I asked him specifically on what impact this would have on crime -- specifically how many incidents during the past year he could attribute to youths during school hours. Again, he stated that he could not produce that information and did not recall daytime youth crime as an issue.

I asked what impact this would have on the City Attorney and our contract with him. He stated that prosecution for this would not fall under the current contract and would be an added expense. Said another way, we would be spending City taxpayer money to correct a School District issue. All this talk of "cooperation" is really the City assuming expenses of the YSD.

More importantly, the handing out of fines by the courts is at their discretion. This means the City Attorney could do several hours worth of work (i.e. bill the City) and we wouldn't be reimbursed by the offender. We'd simply have to eat the costs and find offsets in other services the City provides.

Just because two other communities adopted this ordinances doesn't mean we should. It's bad ordinance that shifts the burden to the City. We shouldn't be adopting legislation like that just because it's common with the Townships.

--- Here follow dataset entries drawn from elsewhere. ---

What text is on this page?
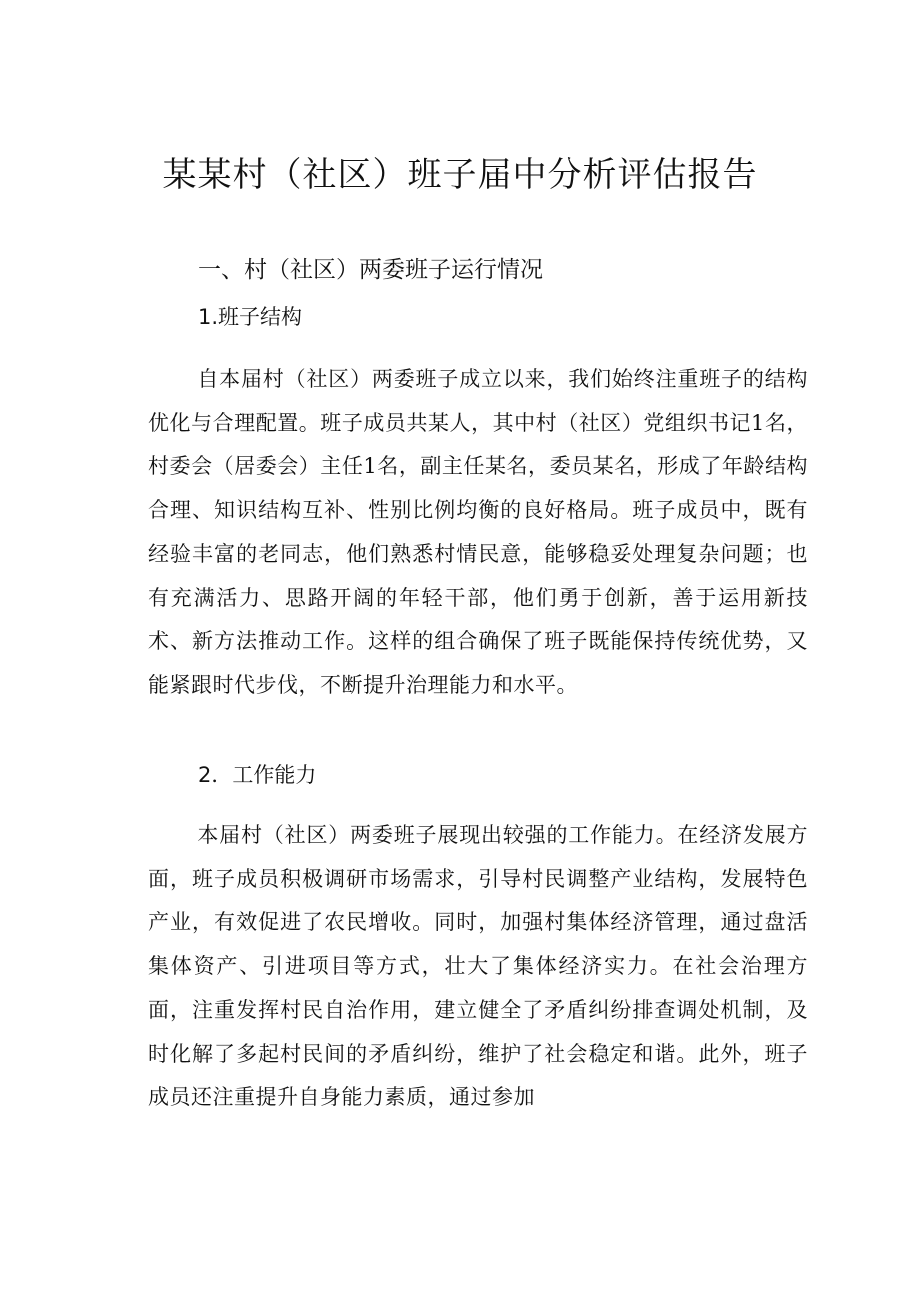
某某村（社区）班子届中分析评估报告
一、村（社区）两委班子运行情况
1.班子结构

自本届村（社区）两委班子成立以来，我们始终注重班子的结构优化与合理配置。班子成员共某人，其中村（社区）党组织书记1名，村委会（居委会）主任1名，副主任某名，委员某名，形成了年龄结构合理、知识结构互补、性别比例均衡的良好格局。班子成员中，既有经验丰富的老同志，他们熟悉村情民意，能够稳妥处理复杂问题；也有充满活力、思路开阔的年轻干部，他们勇于创新，善于运用新技术、新方法推动工作。这样的组合确保了班子既能保持传统优势，又能紧跟时代步伐，不断提升治理能力和水平。

2．工作能力

本届村（社区）两委班子展现出较强的工作能力。在经济发展方面，班子成员积极调研市场需求，引导村民调整产业结构，发展特色产业，有效促进了农民增收。同时，加强村集体经济管理，通过盘活集体资产、引进项目等方式，壮大了集体经济实力。在社会治理方面，注重发挥村民自治作用，建立健全了矛盾纠纷排查调处机制，及时化解了多起村民间的矛盾纠纷，维护了社会稳定和谐。此外，班子成员还注重提升自身能力素质，通过参加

I appreciate your sentiment that parents should be held accountable. Under current Michigan Compiled Law, the school district is the body who initiates the process of enforcement. If truancy is an issue in the schools, the school district needs to take action to have the law enforced. For them to farm out enforcement to the City at our cost is not responsible leadership.

You say it was gutless not to adopt this ordinance. I believe that adopting legislation that is merely symbolic is a sign of incompetence.